DORCHESTER COUNTY, S.C. (WCSC) - Dorchester School District 2 has one of the highest graduation rates of any district in the Lowcountry. It is routinely ranked in the top ten for overall achievement in the state.
It is also one of the worst funded.
“I see opportunities for our students. I see opportunities for our teachers. I see programs and initiatives that we have to pass on every single year,” said school board member Justin Farnsworth.
DD2 was estimated to receive $11,970 per student from a mix of local, state and federal funding for the 2020-21 school year.
Compare that to the $16,628 per student Dorchester School District Four was estimated to receive or the $20,524 in Charleston County School District and you may be able to understand Farnsworth’s frustration. The Berkeley County School district was estimated to receive $13,195 per student.
“It’s never a matter of going above and beyond and doing what we should really be able to do. It’s being able to do the absolutely barebones minimum with the lack of funding,” Farnsworth said. “We are very fortunate to have amazing professionals.”
In 2006, ACT 388 was approved by voters which changed the funding formula for schools.
The act did away with property tax on homes to fund school operations in exchange for allowing a one cent increase to the sales tax. As a suburb community, Dorchester District 2 has a large number of homes and significantly fewer businesses. Ultimately, DD2 is hit twice in the funding formula: once for lack of tax being collected on homes and again when people choose to shop in other areas.
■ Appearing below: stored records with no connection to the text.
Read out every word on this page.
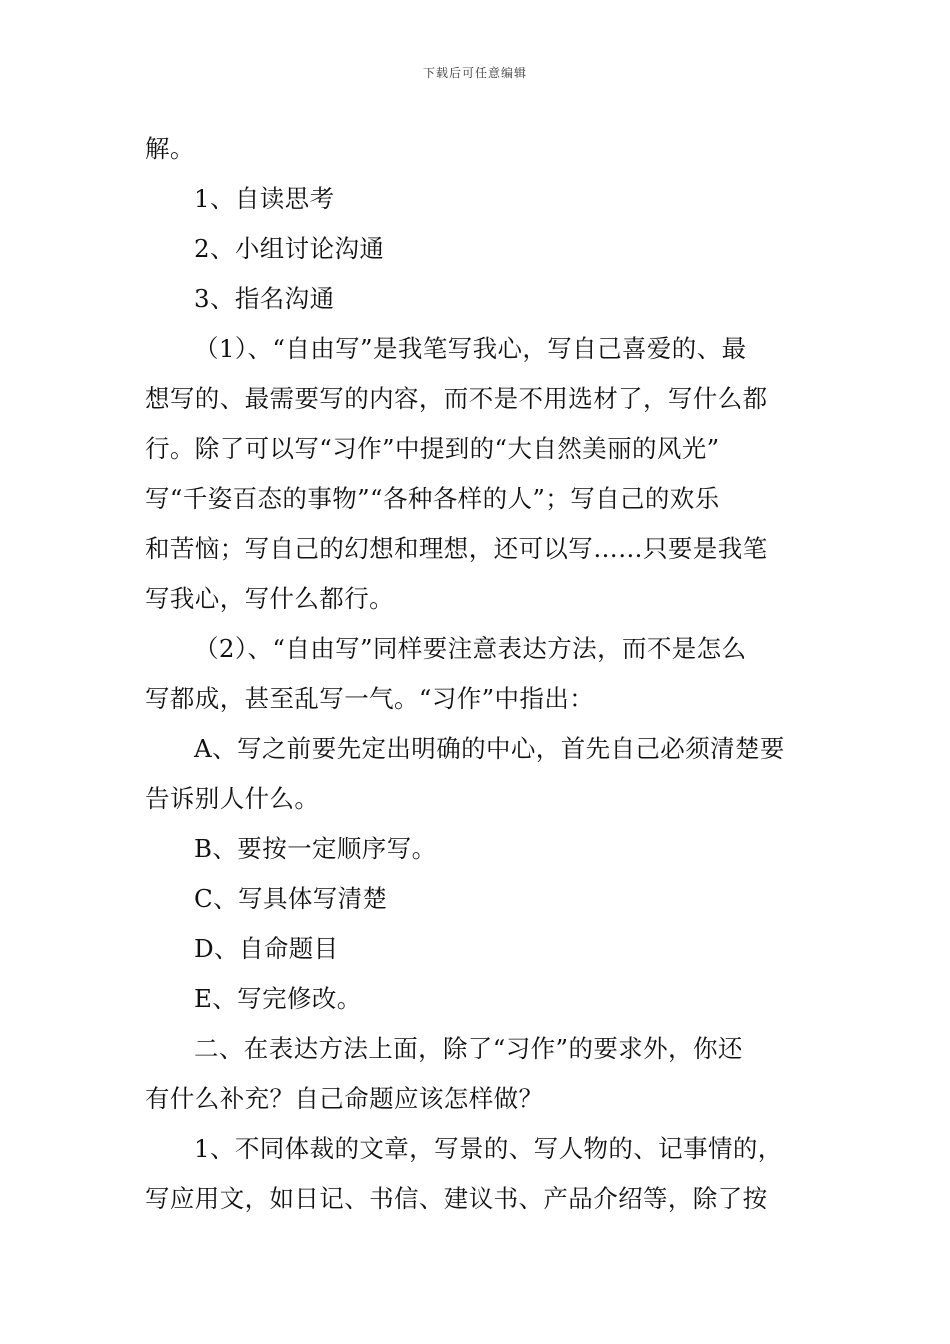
下载后可任意编辑

解。

1、自读思考

2、小组讨论沟通

3、指名沟通

（1）、“自由写”是我笔写我心，写自己喜爱的、最

想写的、最需要写的内容，而不是不用选材了，写什么都

行。除了可以写“习作”中提到的“大自然美丽的风光”

写“千姿百态的事物”“各种各样的人”；写自己的欢乐

和苦恼；写自己的幻想和理想，还可以写……只要是我笔

写我心，写什么都行。

（2）、“自由写”同样要注意表达方法，而不是怎么

写都成，甚至乱写一气。“习作”中指出：

A、写之前要先定出明确的中心，首先自己必须清楚要

告诉别人什么。

B、要按一定顺序写。

C、写具体写清楚

D、自命题目

E、写完修改。

二、在表达方法上面，除了“习作”的要求外，你还

有什么补充？自己命题应该怎样做？

1、不同体裁的文章，写景的、写人物的、记事情的，

写应用文，如日记、书信、建议书、产品介绍等，除了按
Farnsworth says state lawmakers need to figure out how to fund schools more equitably.
“Every single year this problem is not tackled, identified and nothing done about it. It just compounds every single year,” Farnsworth said. “Until folks really understand and are able to advocate for change, my concern is that nothing will change.”
If DD2 was funded per student at the same level as CCSD, it would have $225 million more in revenue. That would be a game changer for a parent like LaTonya Owings who has children in programs at other school districts.
“I have a 6-year-old. She is in kindergarten and last year, because DD2 doesn’t offer Head Start and I qualified for Head Start, I drove her to Berkeley County for the whole year,” Owings said. “Berkeley County has a lot of Head Start programs.”
She says if the district had more money, it could offer more opportunities for students and families. She would like to see merit play a role in funding.
“It should be based on rankings, the education our children are receiving, test scores – all of this stuff,” Owings said. “If we are supposed to be number one or in the top two or three then we should be granted funding.”
The Head Start program is just one example, but Farnsworth says he would like to see money go towards developing more career opportunities for students and pay raises for teachers and staff.